Enfilade

Basile Baudez on Architectural Drawings

Posted in lectures (to attend) by Editor on April 21, 2015

Coming up at MIT’s HTC Forum, the main lecture series of the History, Theory, and Criticism of Architecture and Art Program:

Basile Baudez | Drawing for the Prize: Architectural
Competition Drawings from Europe to America
School of Architecture and Planning, Massachusetts Institute of Technology, Cambridge, 5 May 2015

P1010244This talk will adopt the premise that architectural training as it was conceived in France in the eighteenth and nineteenth centuries was aimed more directly at producing drawings than buildings. The relatively limited existing scholarship on architectural drawings in a pedagogical context has been dominated, however, almost exclusively by concern for the subjects assigned—which is to say the final, built result. This approach has failed to address the question of the drawings as objects rather than illustrations and more particularly their status as the product of a complex institutional apparatus that taught and rewarded a codified system of architectural representation. This talk considers not only the questions of why and how a French Beaux-Arts model became dominant in dialogue with shifts in institutional structures but also the story of its discontents when alternate means of representation that the Beaux-Arts system had suppressed were revived and explored by those outside the academic establishment.

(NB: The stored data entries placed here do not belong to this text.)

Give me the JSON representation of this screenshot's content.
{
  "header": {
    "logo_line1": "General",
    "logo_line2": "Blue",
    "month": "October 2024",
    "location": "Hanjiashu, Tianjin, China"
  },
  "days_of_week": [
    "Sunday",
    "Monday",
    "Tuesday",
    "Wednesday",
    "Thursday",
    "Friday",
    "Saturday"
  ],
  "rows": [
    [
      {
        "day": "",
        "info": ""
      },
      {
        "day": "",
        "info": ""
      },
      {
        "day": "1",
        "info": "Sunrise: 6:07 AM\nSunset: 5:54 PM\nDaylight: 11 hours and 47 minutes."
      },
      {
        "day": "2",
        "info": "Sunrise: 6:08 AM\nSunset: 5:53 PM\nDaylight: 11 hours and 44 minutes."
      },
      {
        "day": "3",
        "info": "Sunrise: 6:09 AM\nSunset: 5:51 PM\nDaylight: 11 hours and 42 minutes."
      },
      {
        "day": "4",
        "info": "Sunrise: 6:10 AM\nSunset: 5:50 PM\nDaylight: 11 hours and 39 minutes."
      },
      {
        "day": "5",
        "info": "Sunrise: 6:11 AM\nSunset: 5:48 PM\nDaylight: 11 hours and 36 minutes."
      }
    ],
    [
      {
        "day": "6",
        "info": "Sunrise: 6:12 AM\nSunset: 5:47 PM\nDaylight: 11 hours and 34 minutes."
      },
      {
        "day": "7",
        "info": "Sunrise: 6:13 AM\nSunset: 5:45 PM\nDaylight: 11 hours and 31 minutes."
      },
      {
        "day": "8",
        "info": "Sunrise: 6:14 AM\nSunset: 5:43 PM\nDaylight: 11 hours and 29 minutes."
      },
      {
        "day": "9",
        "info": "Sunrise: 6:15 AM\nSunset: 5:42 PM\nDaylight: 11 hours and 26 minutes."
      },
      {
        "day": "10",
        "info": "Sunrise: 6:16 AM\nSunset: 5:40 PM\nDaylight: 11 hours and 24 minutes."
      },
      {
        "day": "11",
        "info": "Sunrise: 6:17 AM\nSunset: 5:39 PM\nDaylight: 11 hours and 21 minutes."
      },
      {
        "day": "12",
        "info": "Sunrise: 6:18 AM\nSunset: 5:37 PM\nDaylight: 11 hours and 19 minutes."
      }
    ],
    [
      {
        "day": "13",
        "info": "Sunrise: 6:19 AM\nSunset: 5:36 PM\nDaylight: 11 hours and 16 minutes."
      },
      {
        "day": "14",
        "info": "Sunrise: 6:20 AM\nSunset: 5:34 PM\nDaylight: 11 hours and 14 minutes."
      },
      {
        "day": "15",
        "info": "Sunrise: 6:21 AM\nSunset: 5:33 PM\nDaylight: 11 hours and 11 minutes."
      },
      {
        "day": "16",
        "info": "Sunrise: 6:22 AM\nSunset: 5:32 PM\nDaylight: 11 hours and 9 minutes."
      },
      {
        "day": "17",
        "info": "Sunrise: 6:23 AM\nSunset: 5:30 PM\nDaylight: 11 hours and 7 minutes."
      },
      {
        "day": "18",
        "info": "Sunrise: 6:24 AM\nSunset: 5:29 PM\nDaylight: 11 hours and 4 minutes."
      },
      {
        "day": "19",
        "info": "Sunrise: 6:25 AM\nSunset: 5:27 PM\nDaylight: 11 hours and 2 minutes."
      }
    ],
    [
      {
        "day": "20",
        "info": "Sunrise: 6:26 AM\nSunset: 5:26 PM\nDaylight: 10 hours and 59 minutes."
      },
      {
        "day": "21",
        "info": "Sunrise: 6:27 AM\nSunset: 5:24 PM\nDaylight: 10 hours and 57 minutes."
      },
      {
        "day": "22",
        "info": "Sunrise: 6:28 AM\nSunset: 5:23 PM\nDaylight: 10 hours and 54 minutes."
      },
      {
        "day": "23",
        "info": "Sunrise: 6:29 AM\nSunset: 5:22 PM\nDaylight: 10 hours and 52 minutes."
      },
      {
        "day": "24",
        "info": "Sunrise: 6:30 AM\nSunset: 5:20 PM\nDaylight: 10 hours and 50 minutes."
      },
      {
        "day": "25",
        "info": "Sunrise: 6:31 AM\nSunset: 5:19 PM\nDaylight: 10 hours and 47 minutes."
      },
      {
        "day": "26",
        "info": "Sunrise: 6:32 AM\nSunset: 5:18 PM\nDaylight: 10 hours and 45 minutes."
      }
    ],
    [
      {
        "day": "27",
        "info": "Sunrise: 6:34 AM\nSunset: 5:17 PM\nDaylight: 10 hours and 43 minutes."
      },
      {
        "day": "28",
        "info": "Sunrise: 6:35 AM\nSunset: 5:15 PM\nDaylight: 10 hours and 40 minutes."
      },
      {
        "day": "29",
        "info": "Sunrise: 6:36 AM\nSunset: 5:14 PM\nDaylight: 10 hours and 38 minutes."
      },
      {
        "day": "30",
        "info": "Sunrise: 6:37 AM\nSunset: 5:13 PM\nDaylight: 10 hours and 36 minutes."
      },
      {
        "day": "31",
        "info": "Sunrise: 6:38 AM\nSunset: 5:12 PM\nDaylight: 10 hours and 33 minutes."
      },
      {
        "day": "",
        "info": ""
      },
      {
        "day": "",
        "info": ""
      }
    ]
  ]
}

Architects trained with Legeay and deeply influenced by Piranesi, legitimated a separation between the representation and the actual project itself and taught students to draw ‘des tableaux d’architecture’. Students of the Académie de France à Rome in particular began to make use of expressive techniques that were until then considered exclusively the domain of the pictorial or plastic arts. Variations in ornamentation or distribution were conveyed through affective juxtapositions of color and daring application of pigment that held little to no relationship with the realities of the projected building. The proximity between architects and painters in the second half of the eighteenth century became institutionalized after the Revolution at the École des Beaux-Arts, where architects were trained in the same building as painters, sculptors, and engravers and where draftsmen across media shared life and perspective drawing classes.

During the first years of the nineteenth century, and particularly during the Napoleonic Empire, a reaction against such dramatic pictorial effects encouraged students to restrain their chromatic palette, to refine their lines and to lay stress on the precision with which they represented ornaments and sculpture. Monochromes were prized, resulting in a new value placed on mastering shading and wash, which was to become one of the defining characteristics of the Beaux-Arts style.  Over the course of the century wash would provide an arena for experimenting with conventional uses of color and the production of abstract forms that tread carefully between providing a satisfying degree of detail without distracting the viewer or compromising a harmonious whole. In the ateliers of Vaudoyer, Percier and Lebas, students were taught how to animate the surroundings (notably natural elements, such as water, lawns, isolated trees, etc.) in order to produce the most affective architectural renderings of the century. While their most dominant features had little to do with the structures depicted they would emerge as the key models of academic architectural training at the end of the nineteenth century throughout Europe and the United States.

Basile Baudez received his PhD from the Ecole pratique des hautes études in Paris in 2006 and published his dissertation at the Presses universitaires de Rennes under the title Architecture et tradition académique au siècle des Lumières. He is currently associate professor in art and architectural history at the Paris-Sorbonne University. His current book project addresses the rise and dominance of the Beaux-Arts style in architectural drawing in Europe and America from the eighteenth through twentieth centuries.